Still, I stood there in that New Age store on the Cape, and I said, “Mom, I want you to know, I haven’t come here to dwell on the past. I’m not here just to go over and over again all the damage that was done. I just came to find out how you are and—”
“I’m good,” she said, “I’m doing pretty well. This place is real good for me. It’s a sanctuary for me.” And she told me about the store, and how she’d worked there the last five years, and lived in an old house with her cat, Sappho, and she was affiliated with a Wellfleet-based coven of witches, with whom she practiced magic and womyn’s rituals. She had just had her croning ceremony.
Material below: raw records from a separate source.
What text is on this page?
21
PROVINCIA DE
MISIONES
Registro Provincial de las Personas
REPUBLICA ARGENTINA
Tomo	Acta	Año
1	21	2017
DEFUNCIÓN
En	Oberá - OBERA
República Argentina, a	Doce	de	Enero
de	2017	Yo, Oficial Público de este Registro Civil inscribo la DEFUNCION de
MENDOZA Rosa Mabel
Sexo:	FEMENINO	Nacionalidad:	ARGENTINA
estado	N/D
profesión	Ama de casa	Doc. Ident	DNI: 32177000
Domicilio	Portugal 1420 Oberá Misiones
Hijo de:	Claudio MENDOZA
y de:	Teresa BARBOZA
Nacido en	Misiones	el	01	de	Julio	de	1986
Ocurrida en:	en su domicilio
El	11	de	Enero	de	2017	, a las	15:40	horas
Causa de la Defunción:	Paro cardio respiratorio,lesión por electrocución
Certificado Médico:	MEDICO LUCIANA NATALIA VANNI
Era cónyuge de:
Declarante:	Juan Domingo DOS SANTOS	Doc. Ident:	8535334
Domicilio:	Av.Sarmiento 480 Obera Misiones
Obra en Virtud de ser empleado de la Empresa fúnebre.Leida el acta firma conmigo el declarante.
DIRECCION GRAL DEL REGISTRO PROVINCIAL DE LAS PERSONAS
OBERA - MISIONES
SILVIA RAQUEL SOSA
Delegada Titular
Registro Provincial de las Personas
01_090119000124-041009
“Oh, Mom,” I said, hushed. What would my community think of this? “Oh, Mom. You’re pagan.”
“Yes, I am,” she told me. “And sober.”
“Mazel tov!” I said. “Baruch Hashem,” and I meant it, but the words were a little bit painful coming out. I wondered if she was remembering the same things I remembered. The times she’d been sober before.
“Three and a half years,” she said. “I wrote you a letter.”
“Oh,” I said.
“I didn’t have your address, so I couldn’t mail it. Do you want me to find it for you? How long are you in town? I could find it for you and give it to you.”
“No, that’s okay, Mom.”
“It’s about the steps I’ve taken in my sobriety.”
I really didn’t want to tal
k about her sobriety, since it made her so serious, since the whole subject was so important and so painful and about the past, and I kept promising myself we didn’t have to go back into the past. That was not what my visit was about! The past was just not a happy place for me. Growing up in my family had not been altogether hunky dory, which was maybe why later on I’d had to go through growing up again extra times.
“There’s a big thank-you to you in it,” she said, referring to the letter.
“Really? For what?”
“For being my daughter,” Mom said. “I wanted to thank you in the letter, since I realized I’d never thanked you for that before.”
“I don’t get it,” I said.
“What?”
“Why did you need to thank me? I couldn’t help being your daughter, could I?”
She looked hurt. “I just wanted to thank you for supporting me. You know, when you were a little girl, you were a great support to me,” she said.
What choice did I have? I thought, but I kept my mouth shut.
“You always tried to cheer me up,” she said. “And you did. Did you know that? You did cheer me up. Do you remember when you used to make those puppets for me?”
“No, I don’t remember,” I said.
“You don’t remember Madeline and Pepito? And you tried to make the horse, but you couldn’t get the mane to stick to the sock.”
“No.” I shook my head, even though of course I did remember. It was second grade. The yarn wouldn’t stick, because I didn’t have fabric glue, so the horse looked somewhat bald, but the show went on anyway. I didn’t really think it was fair for her to bring it up. It seemed self-serving of her to remind me of when I was her little girl.